How do you judge the worth of a researcher? In particular, can you tell how excellent she is by how quickly she gets from point A to point B in her career?
The funding bodies used to think speed was of the essence. Hence the ‘sell-by’ or ‘expiration’ date of post-docs applying for fellowships: “Thou shalt not be be X years beyond the awarding of your PhD” – where X would tend to be about 4-7 years.
I’ve written about this before, and just to give you an example of how sell-by date is a lousy measure of excellence, here’s the example I gave in that older post:
Postdoc A does his first postdoc in a high-powered lab, stepping neatly into a project, initiated by a departing PhD student, that is just starting to bear fruit. He doesn’t have a family, so is able to work 12-hour days and throughout the weekend. He ends up with two top-tier papers in four years, and is able to secure another high-profile postdoc in an allied field, consolidating his reputation as an up-and-coming star with two more decent papers. Adding those to his 2 publications from his PhD, he has 6 first-author papers after 7 postdoctoral years. Moreover, his boss is happy for his protégé to take the line of research with him, so he’s in a great place to apply and succeed at a fellowship like the URF.
Not so Postdoc B. She does her first postdoc in a small but respected lab, but gives birth to her second child in year 2. The project is disrupted by her one-year break, so by the end of four years, she has only one co-first author paper (shared with the postdoc who took over her project while she was on maternity leave) and one small first-author paper. She has had to leave the lab every day at 5 PM to pick up her kids from daycare, and can’t work weekends. Most funding bodies would disqualify her break, so she’s effectively done a 3-year stint. From this, she secures a second postdoc in another decent lab, but the boss wants her to develop an entirely new system, which takes her three years to perfect: it’s a highly intricate technological advance, clearly innovative and incredibly powerful. In her third year she manages to publish one first-author paper about the system, but her boss doesn’t want her to take the bulk of this desirable prize as seed-corn for an independent fellowship; she attempts arbitration, but the head of department sides with the lab head. So instead she leaves it all behind and does a third postdoc in a high-powered lab on a project that’s quick off the mark: four years later, she has two top-tier papers, one decent one, and a portable line of research. Her track record is now the same as A’s – except that she’s been in the postdoctoral system for 10 years (not counting the break), so is not eligible for the URF.
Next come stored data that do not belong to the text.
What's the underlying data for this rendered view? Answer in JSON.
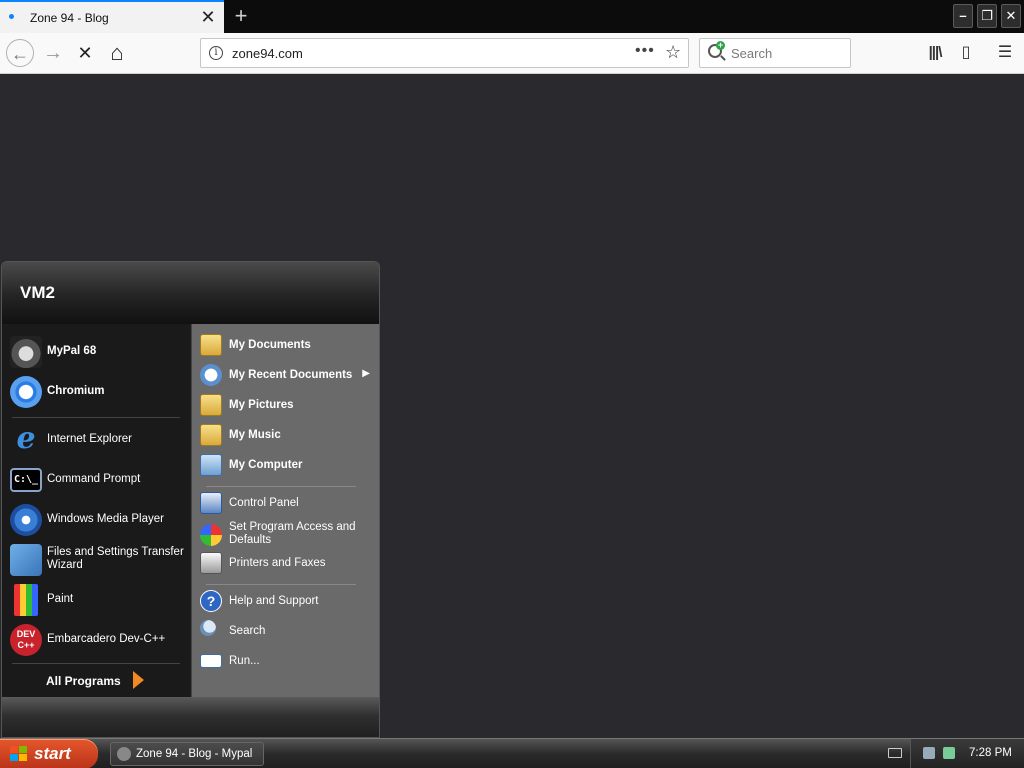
{
  "browser": {
    "tab_title": "Zone 94 - Blog",
    "tab_close": "✕",
    "new_tab": "+",
    "url": "zone94.com",
    "search_placeholder": "Search",
    "buttons": {
      "back": "←",
      "forward": "→",
      "stop": "✕",
      "home": "⌂",
      "page_actions": "•••",
      "bookmark": "☆",
      "library": "|||\\",
      "sidebar": "▯",
      "menu": "☰"
    },
    "window_controls": {
      "minimize": "–",
      "restore": "❐",
      "close": "✕"
    }
  },
  "start_menu": {
    "user": "VM2",
    "pinned": [
      {
        "label": "MyPal 68",
        "icon": "mypal-icon"
      },
      {
        "label": "Chromium",
        "icon": "chromium-icon"
      }
    ],
    "recent": [
      {
        "label": "Internet Explorer",
        "icon": "internet-explorer-icon"
      },
      {
        "label": "Command Prompt",
        "icon": "command-prompt-icon",
        "icon_text": "C:\\_"
      },
      {
        "label": "Windows Media Player",
        "icon": "media-player-icon"
      },
      {
        "label": "Files and Settings Transfer Wizard",
        "icon": "transfer-wizard-icon"
      },
      {
        "label": "Paint",
        "icon": "paint-icon"
      },
      {
        "label": "Embarcadero Dev-C++",
        "icon": "devcpp-icon",
        "icon_text": "DEV C++"
      }
    ],
    "all_programs": "All Programs",
    "places": [
      {
        "label": "My Documents",
        "icon": "my-documents-icon"
      },
      {
        "label": "My Recent Documents",
        "icon": "recent-documents-icon",
        "arrow": "▶"
      },
      {
        "label": "My Pictures",
        "icon": "my-pictures-icon"
      },
      {
        "label": "My Music",
        "icon": "my-music-icon"
      },
      {
        "label": "My Computer",
        "icon": "my-computer-icon"
      }
    ],
    "settings": [
      {
        "label": "Control Panel",
        "icon": "control-panel-icon"
      },
      {
        "label": "Set Program Access and Defaults",
        "icon": "program-defaults-icon"
      },
      {
        "label": "Printers and Faxes",
        "icon": "printer-icon"
      }
    ],
    "help": [
      {
        "label": "Help and Support",
        "icon": "help-icon",
        "icon_text": "?"
      },
      {
        "label": "Search",
        "icon": "search-icon"
      },
      {
        "label": "Run...",
        "icon": "run-icon"
      }
    ]
  },
  "taskbar": {
    "start_label": "start",
    "task_label": "Zone 94 - Blog - Mypal",
    "clock": "7:28 PM"
  }
}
So three cheers for the UK Medical Research Council, which yesterday announced the results of its 2014 Careers Review consultation. Here’s the key bit:
We are taking a fresh approach to supporting careers by removing eligibility criteria based on years of post-doctoral experience. This will allow for variations in career paths, recognising that the speed of career progression can be affected by factors unrelated to a person’s scientific potential.
The Engineering and Physical Sciences Research Council abolished the sell-by date years ago – and there may be other major funders that have followed suit. (Can you let me know if you know of any?) This current news is definitely a step in the right direction: it’s a victory for older scientists, for scientists with complicated family or personal lives, for scientists who dabbled outside of academia, for scientists who maybe just had a string of bad luck or a series of unsupportive supervisors.
For scientists who are human, in other words, and not charmed charmless turbo-gunners with ten Nature papers and no social life.